CORVALLIS, Ore. - The loss of biodiversity in ecosystems ranging from marine coral reefs to terrestrial forests can increase the transmission of infectious diseases in humans, other animals and plants, according to a new scientific analysis just published in the journal Nature.

This connection between two developing crises - emerging novel diseases and unprecedented declines in biodiversity - has long been suspected, but has been difficult to quantify, scientists say.

"In theory, the loss of biodiversity could increase or decrease transmission of disease," said Anna Jolles, a disease ecology specialist in the College of Veterinary Medicine at Oregon State University and one of the authors of the study. "Certainly, having naturally high biodiversity should increase the potential pool of sources for new pathogens. But the evidence suggests that in most cases, biodiversity loss actually ramps up transmission of disease. Now we need to find out why."

Jolles and her colleagues examined dozens of published, peer-reviewed studies for their analysis, which found that when biodiversity declined, the species most likely to disappear often were those that served as a buffer to infectious disease transmission. Species that remained often magnified the disease, such as with West Nile virus, Lyme disease and hantavirus.

"We knew of specific cases like West Nile virus and hantavirus in which declines of biodiversity increase the incidence of disease," said Felicia Keesing, an ecologist with Bard College in New York, and lead author of the Nature study. "But we've learned that the pattern is much more general.

"Biodiversity loss tends to increase pathogen transmission and infectious disease," she said.

As part of their analysis, the authors looked at three recent studies of mosquito-transmitted West Nile virus, for which several species of birds act as hosts. All three studies found a strong correlation between low bird diversity and increased risk of transmission to humans in the United States. Communities with low avian diversity tend to be dominated by species that amplify the virus, the authors note, "inducing high infection prevalence in mosquitoes and people, while communities with high avian diversity contain many species that are less competent hosts."

That tendency isn't always the case, Jolles acknowledged. For novel diseases, greater diversity may provide a larger potential pool of hosts.

"Hotspots for novel disease emergence sometimes center around areas where growing human populations come in contact with lots of wild animal species," Jolles said. "The more host species are around, the more pathogen species they will harbor, and the more opportunity for transmission to people."

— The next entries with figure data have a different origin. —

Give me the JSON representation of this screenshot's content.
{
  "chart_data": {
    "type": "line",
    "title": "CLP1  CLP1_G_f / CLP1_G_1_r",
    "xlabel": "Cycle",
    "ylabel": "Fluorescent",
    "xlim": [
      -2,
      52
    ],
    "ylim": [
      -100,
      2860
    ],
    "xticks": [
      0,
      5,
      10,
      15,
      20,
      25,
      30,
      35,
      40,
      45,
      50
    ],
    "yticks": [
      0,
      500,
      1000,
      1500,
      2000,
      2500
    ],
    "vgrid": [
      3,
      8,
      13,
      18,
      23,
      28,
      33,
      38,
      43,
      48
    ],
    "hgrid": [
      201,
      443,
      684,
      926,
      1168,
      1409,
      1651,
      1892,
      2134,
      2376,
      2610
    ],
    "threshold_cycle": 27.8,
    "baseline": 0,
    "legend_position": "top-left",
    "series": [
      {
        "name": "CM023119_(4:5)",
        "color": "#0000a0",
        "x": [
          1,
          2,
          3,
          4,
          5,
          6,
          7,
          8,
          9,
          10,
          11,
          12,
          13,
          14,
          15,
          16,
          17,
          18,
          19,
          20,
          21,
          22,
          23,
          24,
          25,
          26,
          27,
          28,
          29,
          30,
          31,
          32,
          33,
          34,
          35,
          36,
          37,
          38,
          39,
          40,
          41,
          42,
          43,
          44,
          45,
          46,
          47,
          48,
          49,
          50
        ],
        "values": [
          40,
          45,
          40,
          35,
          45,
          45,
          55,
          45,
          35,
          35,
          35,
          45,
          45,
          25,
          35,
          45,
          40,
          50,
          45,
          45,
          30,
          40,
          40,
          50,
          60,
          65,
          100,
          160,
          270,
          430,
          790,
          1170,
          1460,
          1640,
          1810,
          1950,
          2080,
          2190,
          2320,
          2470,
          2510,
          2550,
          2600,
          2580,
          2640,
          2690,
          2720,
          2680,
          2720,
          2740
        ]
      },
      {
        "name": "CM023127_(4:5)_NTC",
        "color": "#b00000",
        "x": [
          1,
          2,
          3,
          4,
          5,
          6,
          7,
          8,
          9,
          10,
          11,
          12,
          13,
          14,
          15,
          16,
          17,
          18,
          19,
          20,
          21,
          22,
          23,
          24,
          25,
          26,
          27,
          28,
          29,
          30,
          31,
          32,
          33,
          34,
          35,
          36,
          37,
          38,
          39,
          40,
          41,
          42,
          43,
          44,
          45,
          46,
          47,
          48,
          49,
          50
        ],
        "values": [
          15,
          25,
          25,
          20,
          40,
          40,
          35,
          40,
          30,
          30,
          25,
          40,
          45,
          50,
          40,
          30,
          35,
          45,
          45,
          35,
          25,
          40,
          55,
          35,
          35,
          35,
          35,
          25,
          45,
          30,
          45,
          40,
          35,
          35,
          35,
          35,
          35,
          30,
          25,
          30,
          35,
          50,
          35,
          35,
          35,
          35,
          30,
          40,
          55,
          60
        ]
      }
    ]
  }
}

Nevertheless, the Nature analysis found overwhelming evidence tying the loss of biodiversity with increases in disease transmission. And that pattern, the authors say, is consistent with different types of pathogens - including viruses, bacteria and fungi - and for many types of hosts, whether they are human, other animals or plants.

One possible explanation can be found in a study of a trematode that causes schistosomiasis in humans. This parasite alternatively infects snails and humans in different stages and in the study, host snails were placed in tanks of the same density, but with non-host snails as well in some tanks. In the tanks with a single species, transmission rates were higher than in tanks with multiple species.

"The difference was that in multi-species treatments, the parasites frequently ended up in dead-end hosts," Jolles said. "That is a pattern that seems to repeat itself with different pathogens and in different ecosystems."

The study notes that global biodiversity continues to shrink at an alarming pace, with extinction rates estimated at 100 to 1,000 times higher than have occurred throughout most of history. And extinctions are projected to rise dramatically in the next 50 years.

"If there is one message we hope comes out with this paper," Jolles said, "it is the clear need to conserve biodiversity to the greatest extent possible - because it may be our best insurance policy against infectious diseases."

Much of the research was funded by the National Science Foundation, the National Institutes of Health, and the U.S. Environmental Protection Agency.